Retailing "became increasingly challenging as the 2008 calendar year progressed," said Chairman Warren Bell. "The company's strategy for these times is to strive to maintain market share, reduce costs at every level in the business, and to maintain the strength of its balance sheet."
Figures this month showed New Zealand retail sales fell a more than expected 0.8% in July, on a drop in supermarket, furniture and autos. The Treasury has predicted three quarters of recession and the central bank is expected to continue to lower the official cash rate at each opportunity through 2008.
Profit exceeded the company's July forecast of NZ$15 million. Trading for the first two months of the current financial year has been mixed. Sales in Australia rose 5% while New Zealand sales fell 11%. Overall group sales are down 9%, the company said.
The shares traded unchanged at NZ$2.87 and have dropped about 25% this year.

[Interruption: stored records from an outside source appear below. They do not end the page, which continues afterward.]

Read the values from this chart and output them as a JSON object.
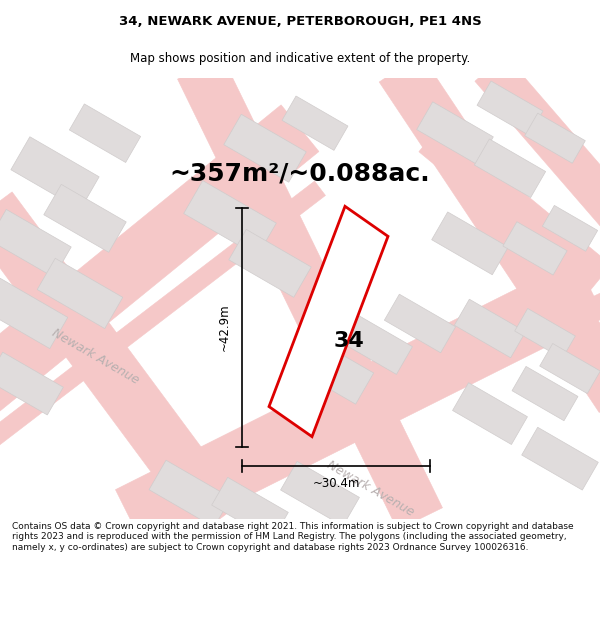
{
  "title": "34, NEWARK AVENUE, PETERBOROUGH, PE1 4NS",
  "subtitle": "Map shows position and indicative extent of the property.",
  "area_text": "~357m²/~0.088ac.",
  "dim_height": "~42.9m",
  "dim_width": "~30.4m",
  "property_number": "34",
  "footer_text": "Contains OS data © Crown copyright and database right 2021. This information is subject to Crown copyright and database rights 2023 and is reproduced with the permission of HM Land Registry. The polygons (including the associated geometry, namely x, y co-ordinates) are subject to Crown copyright and database rights 2023 Ordnance Survey 100026316.",
  "map_bg": "#ffffff",
  "road_color": "#f5c8c8",
  "road_fill": "#f5c8c8",
  "building_fill": "#e0dcdc",
  "building_edge": "#d0cccc",
  "property_color": "#dd0000",
  "title_color": "#000000",
  "street_label_color": "#b8b0b0",
  "footer_color": "#111111",
  "title_fontsize": 9.5,
  "subtitle_fontsize": 8.5,
  "area_fontsize": 18,
  "dim_fontsize": 8.5,
  "footer_fontsize": 6.5,
  "number_fontsize": 16,
  "street_fontsize": 9,
  "road_lw": 0.4,
  "building_lw": 0.5,
  "property_lw": 2.0,
  "dim_lw": 1.2
}
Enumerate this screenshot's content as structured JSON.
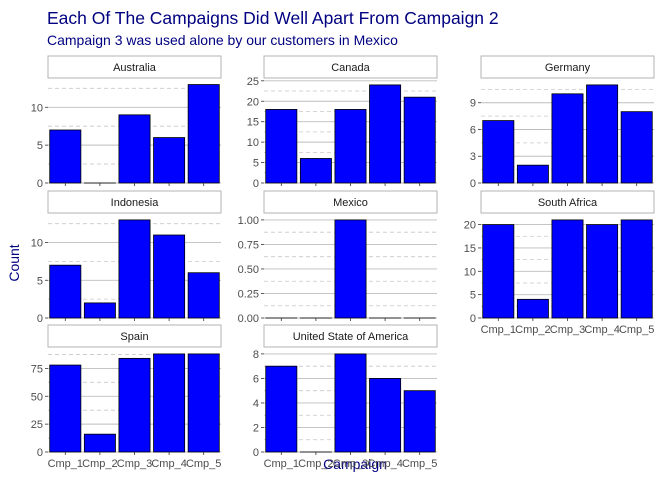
{
  "chart_data": {
    "type": "bar",
    "facet": "country",
    "title": "Each Of The Campaigns Did Well Apart From Campaign 2",
    "subtitle": "Campaign 3 was used alone by our customers in Mexico",
    "xlabel": "Campaign",
    "ylabel": "Count",
    "categories": [
      "Cmp_1",
      "Cmp_2",
      "Cmp_3",
      "Cmp_4",
      "Cmp_5"
    ],
    "bar_color": "#0000ff",
    "grid": true,
    "panels": [
      {
        "name": "Australia",
        "values": [
          7,
          0,
          9,
          6,
          13
        ],
        "ylim": [
          0,
          13.6
        ],
        "yticks": [
          0,
          5,
          10
        ]
      },
      {
        "name": "Canada",
        "values": [
          18,
          6,
          18,
          24,
          21
        ],
        "ylim": [
          0,
          25.2
        ],
        "yticks": [
          0,
          5,
          10,
          15,
          20,
          25
        ]
      },
      {
        "name": "Germany",
        "values": [
          7,
          2,
          10,
          11,
          8
        ],
        "ylim": [
          0,
          11.55
        ],
        "yticks": [
          0,
          3,
          6,
          9
        ]
      },
      {
        "name": "Indonesia",
        "values": [
          7,
          2,
          13,
          11,
          6
        ],
        "ylim": [
          0,
          13.65
        ],
        "yticks": [
          0,
          5,
          10
        ]
      },
      {
        "name": "Mexico",
        "values": [
          0,
          0,
          1,
          0,
          0
        ],
        "ylim": [
          0,
          1.05
        ],
        "yticks": [
          0,
          0.25,
          0.5,
          0.75,
          1
        ],
        "yticklabels": [
          "0.00",
          "0.25",
          "0.50",
          "0.75",
          "1.00"
        ]
      },
      {
        "name": "South Africa",
        "values": [
          20,
          4,
          21,
          20,
          21
        ],
        "ylim": [
          0,
          22.05
        ],
        "yticks": [
          0,
          5,
          10,
          15,
          20
        ]
      },
      {
        "name": "Spain",
        "values": [
          78,
          16,
          84,
          88,
          88
        ],
        "ylim": [
          0,
          92.4
        ],
        "yticks": [
          0,
          25,
          50,
          75
        ]
      },
      {
        "name": "United State of America",
        "values": [
          7,
          0,
          8,
          6,
          5
        ],
        "ylim": [
          0,
          8.4
        ],
        "yticks": [
          0,
          2,
          4,
          6,
          8
        ]
      }
    ]
  }
}
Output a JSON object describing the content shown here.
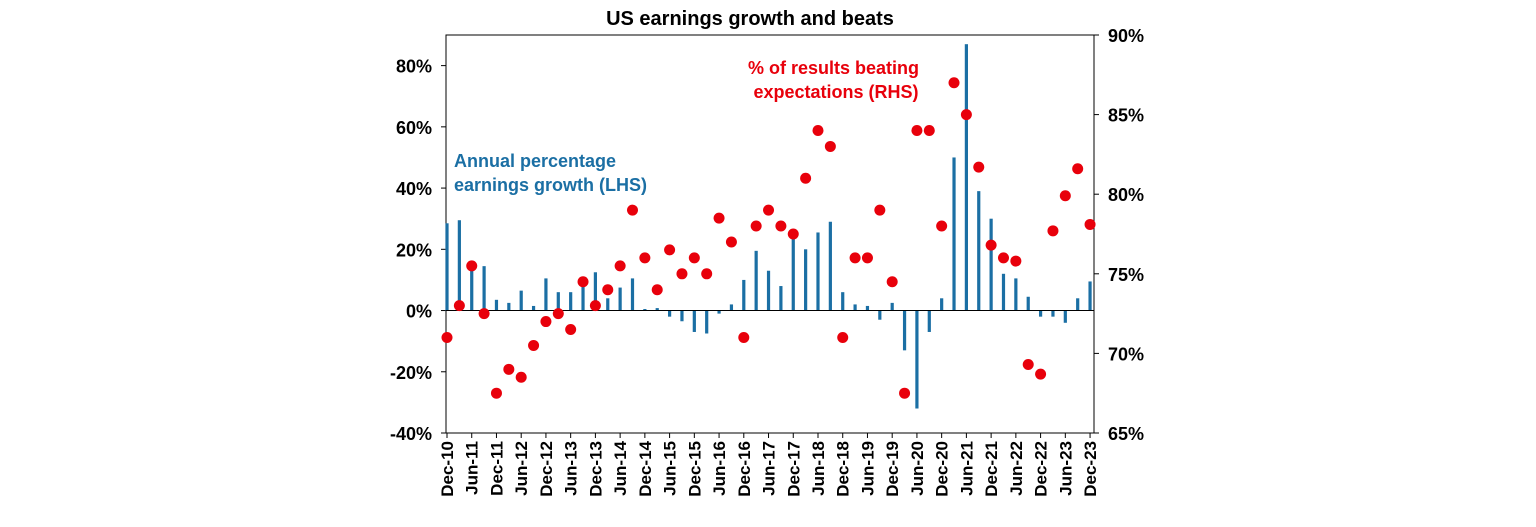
{
  "chart_data": {
    "type": "bar+scatter",
    "title": "US earnings growth and beats",
    "x_labels": [
      "Dec-10",
      "Jun-11",
      "Dec-11",
      "Jun-12",
      "Dec-12",
      "Jun-13",
      "Dec-13",
      "Jun-14",
      "Dec-14",
      "Jun-15",
      "Dec-15",
      "Jun-16",
      "Dec-16",
      "Jun-17",
      "Dec-17",
      "Jun-18",
      "Dec-18",
      "Jun-19",
      "Dec-19",
      "Jun-20",
      "Dec-20",
      "Jun-21",
      "Dec-21",
      "Jun-22",
      "Dec-22",
      "Jun-23",
      "Dec-23"
    ],
    "left_axis": {
      "min": -40,
      "max": 90,
      "ticks": [
        -40,
        -20,
        0,
        20,
        40,
        60,
        80
      ],
      "tick_labels": [
        "-40%",
        "-20%",
        "0%",
        "20%",
        "40%",
        "60%",
        "80%"
      ]
    },
    "right_axis": {
      "min": 65,
      "max": 90,
      "ticks": [
        65,
        70,
        75,
        80,
        85,
        90
      ],
      "tick_labels": [
        "65%",
        "70%",
        "75%",
        "80%",
        "85%",
        "90%"
      ]
    },
    "series": [
      {
        "name": "Annual percentage earnings growth (LHS)",
        "label_lines": [
          "Annual percentage",
          "earnings growth (LHS)"
        ],
        "axis": "left",
        "kind": "bar",
        "color": "#1B6FA4",
        "values": [
          28.5,
          29.5,
          14.5,
          14.5,
          3.5,
          2.5,
          6.5,
          1.5,
          10.5,
          6,
          6,
          9,
          12.5,
          4,
          7.5,
          10.5,
          0.5,
          0.8,
          -2,
          -3.5,
          -7,
          -7.5,
          -1,
          2,
          10,
          19.5,
          13,
          8,
          24.5,
          20,
          25.5,
          29,
          6,
          2,
          1.5,
          -3,
          2.5,
          -13,
          -32,
          -7,
          4,
          50,
          87,
          39,
          30,
          12,
          10.5,
          4.5,
          -2,
          -2,
          -4,
          4,
          9.5
        ]
      },
      {
        "name": "% of results beating expectations (RHS)",
        "label_lines": [
          "% of results beating",
          "expectations (RHS)"
        ],
        "axis": "right",
        "kind": "scatter",
        "color": "#E8000B",
        "values": [
          71,
          73,
          75.5,
          72.5,
          67.5,
          69,
          68.5,
          70.5,
          72,
          72.5,
          71.5,
          74.5,
          73,
          74,
          75.5,
          79,
          76,
          74,
          76.5,
          75,
          76,
          75,
          78.5,
          77,
          71,
          78,
          79,
          78,
          77.5,
          81,
          84,
          83,
          71,
          76,
          76,
          79,
          74.5,
          67.5,
          84,
          84,
          78,
          87,
          85,
          81.7,
          76.8,
          76,
          75.8,
          69.3,
          68.7,
          77.7,
          79.9,
          81.6,
          78.1
        ]
      }
    ]
  }
}
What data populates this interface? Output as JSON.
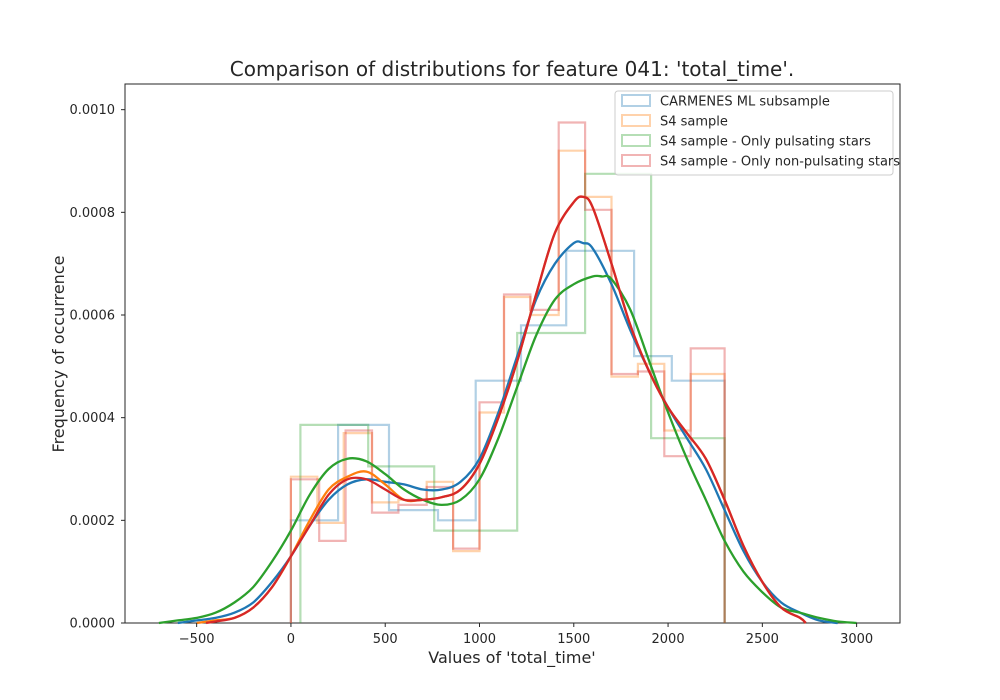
{
  "chart_data": {
    "type": "histogram_kde",
    "title": "Comparison of distributions for feature 041: 'total_time'.",
    "xlabel": "Values of 'total_time'",
    "ylabel": "Frequency of occurrence",
    "xlim": [
      -880,
      3230
    ],
    "ylim": [
      0,
      0.00105
    ],
    "xticks": [
      -500,
      0,
      500,
      1000,
      1500,
      2000,
      2500,
      3000
    ],
    "xtick_labels": [
      "−500",
      "0",
      "500",
      "1000",
      "1500",
      "2000",
      "2500",
      "3000"
    ],
    "yticks": [
      0,
      0.0002,
      0.0004,
      0.0006,
      0.0008,
      0.001
    ],
    "ytick_labels": [
      "0.0000",
      "0.0002",
      "0.0004",
      "0.0006",
      "0.0008",
      "0.0010"
    ],
    "grid": false,
    "legend_position": "top-right",
    "series": [
      {
        "name": "CARMENES ML subsample",
        "color": "#1f77b4",
        "hist_edges": [
          0,
          115,
          250,
          520,
          660,
          780,
          980,
          1220,
          1460,
          1580,
          1820,
          1920,
          2020,
          2300
        ],
        "hist_values": [
          0.0002,
          0.0002,
          0.000386,
          0.00022,
          0.00022,
          0.0002,
          0.000472,
          0.00058,
          0.000725,
          0.000725,
          0.00052,
          0.00052,
          0.000472
        ],
        "kde_x": [
          -600,
          -500,
          -400,
          -300,
          -200,
          -100,
          0,
          100,
          200,
          300,
          400,
          500,
          600,
          700,
          800,
          900,
          1000,
          1100,
          1200,
          1300,
          1400,
          1500,
          1550,
          1600,
          1700,
          1800,
          1900,
          2000,
          2100,
          2200,
          2300,
          2400,
          2500,
          2600,
          2700,
          2800,
          2900
        ],
        "kde_y": [
          0,
          5e-06,
          1e-05,
          2e-05,
          4e-05,
          8e-05,
          0.00013,
          0.00019,
          0.00024,
          0.00027,
          0.00028,
          0.000275,
          0.00027,
          0.00026,
          0.00026,
          0.000275,
          0.00032,
          0.00041,
          0.00052,
          0.00063,
          0.0007,
          0.00074,
          0.00074,
          0.00073,
          0.00066,
          0.00057,
          0.00049,
          0.00042,
          0.00036,
          0.0003,
          0.00022,
          0.00014,
          8e-05,
          4e-05,
          2e-05,
          5e-06,
          0
        ]
      },
      {
        "name": "S4 sample",
        "color": "#ff7f0e",
        "hist_edges": [
          0,
          140,
          280,
          430,
          570,
          720,
          860,
          1000,
          1130,
          1270,
          1420,
          1560,
          1700,
          1840,
          1980,
          2120,
          2300
        ],
        "hist_values": [
          0.000285,
          0.000195,
          0.00037,
          0.000235,
          0.00024,
          0.000275,
          0.00014,
          0.00041,
          0.000635,
          0.0006,
          0.00092,
          0.00083,
          0.00048,
          0.000505,
          0.000375,
          0.000485
        ],
        "kde_x": [
          -500,
          -400,
          -300,
          -200,
          -100,
          0,
          100,
          200,
          300,
          400,
          500,
          600,
          700,
          800,
          900,
          1000,
          1100,
          1200,
          1300,
          1400,
          1500,
          1550,
          1600,
          1700,
          1800,
          1900,
          2000,
          2100,
          2200,
          2300,
          2400,
          2500,
          2600,
          2700,
          2730
        ],
        "kde_y": [
          0,
          5e-06,
          1e-05,
          3e-05,
          7e-05,
          0.00013,
          0.0002,
          0.00026,
          0.000285,
          0.000295,
          0.00027,
          0.00024,
          0.00024,
          0.000245,
          0.00026,
          0.00031,
          0.0004,
          0.00051,
          0.00064,
          0.00076,
          0.00082,
          0.00083,
          0.00081,
          0.0007,
          0.00058,
          0.00049,
          0.00042,
          0.00037,
          0.00032,
          0.00024,
          0.00015,
          8e-05,
          3e-05,
          1e-05,
          0
        ]
      },
      {
        "name": "S4 sample - Only pulsating stars",
        "color": "#2ca02c",
        "hist_edges": [
          50,
          410,
          760,
          1200,
          1560,
          1910,
          2300
        ],
        "hist_values": [
          0.000386,
          0.000305,
          0.00018,
          0.000565,
          0.000875,
          0.00036
        ],
        "kde_x": [
          -700,
          -600,
          -500,
          -400,
          -300,
          -200,
          -100,
          0,
          100,
          200,
          300,
          400,
          500,
          600,
          700,
          800,
          900,
          1000,
          1100,
          1200,
          1300,
          1400,
          1500,
          1600,
          1650,
          1700,
          1800,
          1900,
          2000,
          2100,
          2200,
          2300,
          2400,
          2500,
          2600,
          2700,
          2800,
          2900,
          3000
        ],
        "kde_y": [
          0,
          5e-06,
          1e-05,
          2e-05,
          4e-05,
          7e-05,
          0.00012,
          0.00018,
          0.00025,
          0.0003,
          0.00032,
          0.000315,
          0.00029,
          0.00026,
          0.00024,
          0.00023,
          0.00024,
          0.00028,
          0.00036,
          0.00046,
          0.00056,
          0.00063,
          0.00066,
          0.000675,
          0.000675,
          0.00067,
          0.00061,
          0.00051,
          0.00041,
          0.00032,
          0.00024,
          0.00016,
          0.0001,
          6e-05,
          3e-05,
          2e-05,
          1e-05,
          3e-06,
          0
        ]
      },
      {
        "name": "S4 sample - Only non-pulsating stars",
        "color": "#d62728",
        "hist_edges": [
          0,
          150,
          290,
          430,
          570,
          720,
          860,
          1000,
          1130,
          1270,
          1420,
          1560,
          1700,
          1840,
          1980,
          2120,
          2300
        ],
        "hist_values": [
          0.00028,
          0.00016,
          0.000375,
          0.000215,
          0.00023,
          0.000265,
          0.000145,
          0.00043,
          0.00064,
          0.00061,
          0.000975,
          0.000805,
          0.000485,
          0.00049,
          0.000325,
          0.000535
        ],
        "kde_x": [
          -450,
          -400,
          -300,
          -200,
          -100,
          0,
          100,
          200,
          300,
          400,
          500,
          600,
          700,
          800,
          900,
          1000,
          1100,
          1200,
          1300,
          1400,
          1500,
          1550,
          1600,
          1700,
          1800,
          1900,
          2000,
          2100,
          2200,
          2300,
          2400,
          2500,
          2600,
          2700,
          2730
        ],
        "kde_y": [
          0,
          3e-06,
          1e-05,
          3e-05,
          7e-05,
          0.00013,
          0.00019,
          0.00025,
          0.00028,
          0.00028,
          0.00026,
          0.00024,
          0.00024,
          0.000245,
          0.00026,
          0.00031,
          0.0004,
          0.00051,
          0.00064,
          0.00076,
          0.00082,
          0.00083,
          0.00081,
          0.0007,
          0.00058,
          0.00049,
          0.00042,
          0.00037,
          0.00032,
          0.00024,
          0.00015,
          8e-05,
          3e-05,
          1e-05,
          0
        ]
      }
    ]
  }
}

Bell said tax cuts, interest rate cuts, and potential election promises may see the New Zealand retailing pick up through the end of this year. Still, the board "considers it unlikely the $9.969 tax paid profit achieved last year will be met."
He said the company is well placed to benefit from the impact of rising rents on rival retailers which may force them out of key positions in shopping malls and opening sites for Hallenstein.
"The impact of the CPI based annual rent increases that are being demanded by the major retail landlords cannot be underestimated," he said. "In some situations rents are ratcheting to unsustainable levels."
The company will pay a final dividend of 10 cents a share, making 27 cents for the year, down from 35 cents a year earlier.